As to the origin, the line is preserved in established anthologies of Roddenberry quotations and matches the spirit that pervades his public remarks—an unabashed humanism that hoped his work had nudged people toward confidence and competence. Read alongside his other avowals (that the “human adventure is just beginning,” or that Star Trek sought to show us what we might become), the sentence is less a stray epigram than a concise statement of his life’s project: to dignify humanity and to summon it to concerted action.
A story makes the vow visible. In the 1960s, Nichelle Nichols—poised to leave Star Trek for Broadway—met Martin Luther King Jr., who urged her to stay: her presence as Uhura showed the world a Black woman whose competency and command were simply assumed. Representation became a lever; pride, a public good. She remained, and millions saw on weekly broadcast what we are and what we can do together. Roddenberry’s hope gained flesh: a fiction that taught a truer fact about human possibility.
The ancients would say that a people becomes what it honors.
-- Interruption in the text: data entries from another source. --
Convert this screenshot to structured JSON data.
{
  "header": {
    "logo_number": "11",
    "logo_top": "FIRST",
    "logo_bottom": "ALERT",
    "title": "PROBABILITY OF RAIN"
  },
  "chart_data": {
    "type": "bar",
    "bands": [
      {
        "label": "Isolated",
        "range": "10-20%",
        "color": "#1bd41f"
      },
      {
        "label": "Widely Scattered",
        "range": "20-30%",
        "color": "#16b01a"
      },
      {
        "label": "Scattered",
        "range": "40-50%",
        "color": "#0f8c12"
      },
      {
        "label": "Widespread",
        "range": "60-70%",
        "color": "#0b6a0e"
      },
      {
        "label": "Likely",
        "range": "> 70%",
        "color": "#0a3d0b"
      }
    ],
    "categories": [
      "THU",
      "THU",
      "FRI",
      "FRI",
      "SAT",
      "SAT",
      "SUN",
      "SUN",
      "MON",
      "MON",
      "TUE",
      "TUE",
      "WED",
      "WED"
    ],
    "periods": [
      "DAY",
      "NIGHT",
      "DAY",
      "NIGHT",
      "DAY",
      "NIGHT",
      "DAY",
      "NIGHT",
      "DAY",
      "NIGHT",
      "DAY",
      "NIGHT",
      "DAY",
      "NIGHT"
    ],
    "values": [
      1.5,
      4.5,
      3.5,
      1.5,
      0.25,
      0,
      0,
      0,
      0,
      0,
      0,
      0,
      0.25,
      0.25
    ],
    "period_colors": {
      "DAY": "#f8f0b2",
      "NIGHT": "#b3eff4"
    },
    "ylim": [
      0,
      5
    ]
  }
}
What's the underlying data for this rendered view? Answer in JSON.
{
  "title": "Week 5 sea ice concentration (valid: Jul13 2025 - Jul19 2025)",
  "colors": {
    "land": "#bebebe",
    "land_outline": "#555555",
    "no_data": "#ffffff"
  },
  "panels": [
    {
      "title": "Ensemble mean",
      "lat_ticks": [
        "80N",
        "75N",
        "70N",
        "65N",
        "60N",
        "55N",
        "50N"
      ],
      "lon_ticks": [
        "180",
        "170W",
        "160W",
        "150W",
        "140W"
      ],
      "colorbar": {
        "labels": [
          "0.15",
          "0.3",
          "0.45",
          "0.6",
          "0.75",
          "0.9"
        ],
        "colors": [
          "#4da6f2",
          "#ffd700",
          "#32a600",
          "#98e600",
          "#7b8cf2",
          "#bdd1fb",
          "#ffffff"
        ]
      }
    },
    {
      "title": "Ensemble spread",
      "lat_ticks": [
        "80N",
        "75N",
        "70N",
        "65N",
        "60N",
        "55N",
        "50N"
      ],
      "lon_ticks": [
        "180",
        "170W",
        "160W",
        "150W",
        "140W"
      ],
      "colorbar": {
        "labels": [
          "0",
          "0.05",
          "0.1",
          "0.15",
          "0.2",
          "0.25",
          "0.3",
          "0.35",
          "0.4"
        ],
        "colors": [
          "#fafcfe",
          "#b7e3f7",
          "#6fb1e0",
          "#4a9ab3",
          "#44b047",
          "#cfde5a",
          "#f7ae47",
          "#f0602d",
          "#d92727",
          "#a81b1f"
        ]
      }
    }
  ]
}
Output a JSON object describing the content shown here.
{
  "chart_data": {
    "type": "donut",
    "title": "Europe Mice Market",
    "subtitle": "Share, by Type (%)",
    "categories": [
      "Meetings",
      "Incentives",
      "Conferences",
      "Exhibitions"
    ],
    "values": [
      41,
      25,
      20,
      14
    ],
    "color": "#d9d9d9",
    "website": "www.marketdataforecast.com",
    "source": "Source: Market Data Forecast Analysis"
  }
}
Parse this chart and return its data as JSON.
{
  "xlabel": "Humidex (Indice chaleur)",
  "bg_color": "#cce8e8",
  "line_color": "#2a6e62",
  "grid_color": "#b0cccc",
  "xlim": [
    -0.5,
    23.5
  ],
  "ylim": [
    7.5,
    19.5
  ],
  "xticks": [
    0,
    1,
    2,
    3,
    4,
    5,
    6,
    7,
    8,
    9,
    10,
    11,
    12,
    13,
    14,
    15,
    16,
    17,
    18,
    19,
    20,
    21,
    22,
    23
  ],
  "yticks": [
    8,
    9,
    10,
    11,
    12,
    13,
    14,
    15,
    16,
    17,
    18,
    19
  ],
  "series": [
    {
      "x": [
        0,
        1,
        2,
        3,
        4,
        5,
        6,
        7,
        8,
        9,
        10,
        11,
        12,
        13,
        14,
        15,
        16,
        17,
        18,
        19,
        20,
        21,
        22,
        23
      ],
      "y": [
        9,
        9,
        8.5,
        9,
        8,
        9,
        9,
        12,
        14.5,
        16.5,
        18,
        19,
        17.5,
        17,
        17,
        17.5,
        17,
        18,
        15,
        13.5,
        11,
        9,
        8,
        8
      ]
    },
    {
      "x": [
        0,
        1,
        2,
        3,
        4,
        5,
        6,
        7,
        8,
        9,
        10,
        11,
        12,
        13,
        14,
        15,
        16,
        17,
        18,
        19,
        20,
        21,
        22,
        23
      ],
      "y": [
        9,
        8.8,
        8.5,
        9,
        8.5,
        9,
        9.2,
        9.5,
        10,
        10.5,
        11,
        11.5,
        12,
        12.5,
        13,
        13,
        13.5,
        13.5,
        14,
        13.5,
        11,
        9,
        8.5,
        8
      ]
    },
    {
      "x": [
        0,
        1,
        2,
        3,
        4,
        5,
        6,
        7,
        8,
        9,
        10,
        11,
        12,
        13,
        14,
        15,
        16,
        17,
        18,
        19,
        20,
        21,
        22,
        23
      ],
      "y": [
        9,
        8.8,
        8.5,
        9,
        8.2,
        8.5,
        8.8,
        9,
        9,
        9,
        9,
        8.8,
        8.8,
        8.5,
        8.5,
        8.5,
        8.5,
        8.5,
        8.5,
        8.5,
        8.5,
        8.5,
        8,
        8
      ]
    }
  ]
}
Roddenberry offered a cosmos that honored curiosity over conquest, diplomacy over dominance, and diverse crews over tribal suspicion—the Vulcan IDIC of “infinite diversity in infinite combinations” translated into starship practice. Such honor shapes habit: when young minds are invited to take fierce pride in cooperation, they learn to treat difference as raw material for invention, not a pretext for fear.
Yet the line also contains a personal ethic. Hope is not a mist; it is a craft. It asks each of us to add one precise dowel to the ark—one study session, one repaired friendship, one vote, one line of code that serves the common good. “What we can do” is plural—no captain without crew, no breakthrough without the unglamorous grind. Thus the sentence rebukes both cynicism (which shrinks the soul) and apathy (which empties the hands). It invites courage that is contagious.
What, then, shall we take as rule? First, practice fierce pride rightly: name three things daily that humans have done to lift the world (a vaccine, a poem, a bridge)—and add one act to that ledger yourself. Second, set your mind: choose a hard, good goal and break it into weekly pledges; let accountability be your warp drive. Third, widen the “we”: build tables that seat difference, for ingenuity flourishes where perspectives braid. Fourth, nourish imagination: read and watch stories that enlarge the possible, then translate one imagined virtue into a real habit.
Carry Roddenberry’s cadence like a pocket star: hope, fierce pride, what we are, what we can do, set our minds. Let it stiffen your spine when news darkens, and soften your heart when pride curdles. For the lesson is simple and heroic: believe that humanity is worth the wager—and behave as if your day’s labor tips the scale. If his stories helped kindle that belief, then the creator’s hope is fulfilled; if we live by it, the future he sketched will keep arriving, one determined mind at a time.